Economie

Incliner son siège en avion ou avoir de la place pour les jambes: une analyse économique

Christopher Buccafusco et Chris Sprigman, traduit par Jean-Clément Nau, mis à jour le 09.10.2014 à 12 h 37

Ceux qui voyagent en classe éco savent de quoi il s'agit: ces 10 centimètres d'espace qui font que vous passez ou non un bon (pas trop mauvais) voyage. Pour départager les «inclineurs» des passagers arrière lésés, nous avons fait appel à la science économique.

REUTERS/Paul Hanna

REUTERS/Paul Hanna

C’est la première fois depuis la bataille de la Somme qu’un aussi petit espace fait l’objet d’un conflit à ce point féroce.

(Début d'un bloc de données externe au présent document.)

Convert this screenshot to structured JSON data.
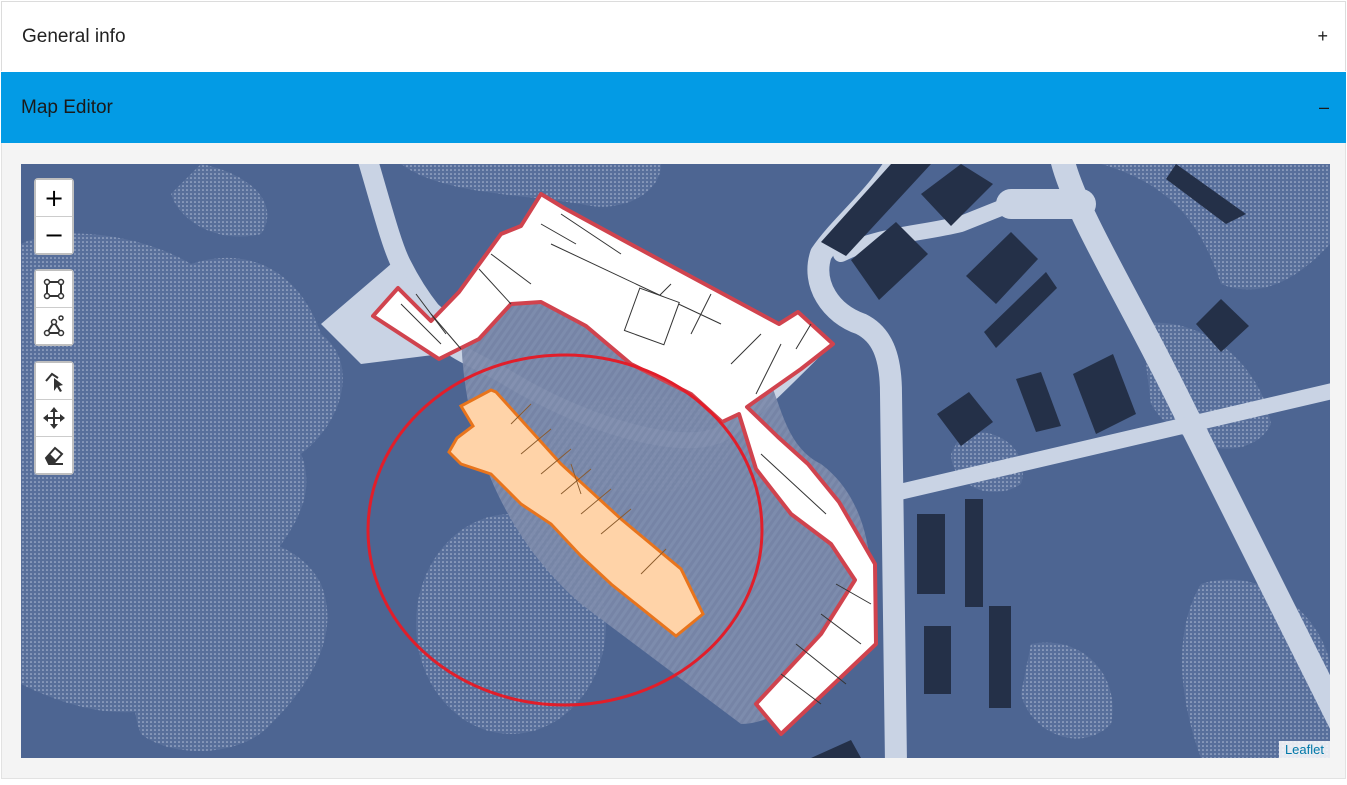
{
  "panels": {
    "general": {
      "title": "General info",
      "toggle": "+"
    },
    "editor": {
      "title": "Map Editor",
      "toggle": "–"
    }
  },
  "map": {
    "attribution": "Leaflet",
    "zoom_in_label": "+",
    "zoom_out_label": "−",
    "tools": [
      "draw-rectangle-icon",
      "draw-polygon-icon",
      "edit-vertices-icon",
      "drag-move-icon",
      "eraser-icon"
    ],
    "colors": {
      "background": "#4d6592",
      "roads": "#c9d3e4",
      "dark_buildings": "#243048",
      "outline_red": "#d0434e",
      "selected_fill": "#ffd3a8",
      "selected_stroke": "#e8741c",
      "circle": "#e11e2a"
    }
  }
}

Nous parlons ici d’un espace d’environ dix centimètres: un espace qui pousse aujourd’hui certains Américains à en venir aux mains; ces dix centimètres qu’un passager de classe économique gagne –et que le passager assis derrière lui perd– lorsqu’il incline son siège de quelques degrés.

Pour celui qui incline son siège, ces dix centimètres peuvent rendre un vol infernal légèrement moins insupportable. Mais cela fonctionne dans les deux sens. La personne qui se trouve derrière l’«inclineur» perd ce même espace –un espace que ses genoux ou son ordinateur portable auraient pu occuper.

Cela peut paraître anodin. Et, de fait, ça l’est. Toute personne prête à en venir aux mains pour une histoire de siège d’avion est un parfait imbécile; nous espérons que tout le monde est d’accord sur ce point. Il semble toutefois qu’il y ait plus d’un imbécile sur terre. Les disputes nées de l’inclinaison des sièges ont provoqué trois bagarres en deux semaines; à chaque fois, les pilotes se sont vus contraints de modifier leur plan de vol pour atterrir en urgence.

Les «inclineurs» sont-ils des êtres maléfiques?

Certains pointent du doigt les compagnies aériennes, les accusant de caser toujours plus de sièges dans les cabines, réduisant peu à peu l’espace personnel et le dégagement pour les jambes. A l’évidence, c’est là une partie du problème. Mais la réalité est un peu plus complexe: l’un des incidents susmentionnés avait pour objet un siège de la casse «économique plus» d’United Airlines –un siège qui offre jusqu’à treize centimètres d’espace en plus pour les jambes que les sièges de la classe économique standard.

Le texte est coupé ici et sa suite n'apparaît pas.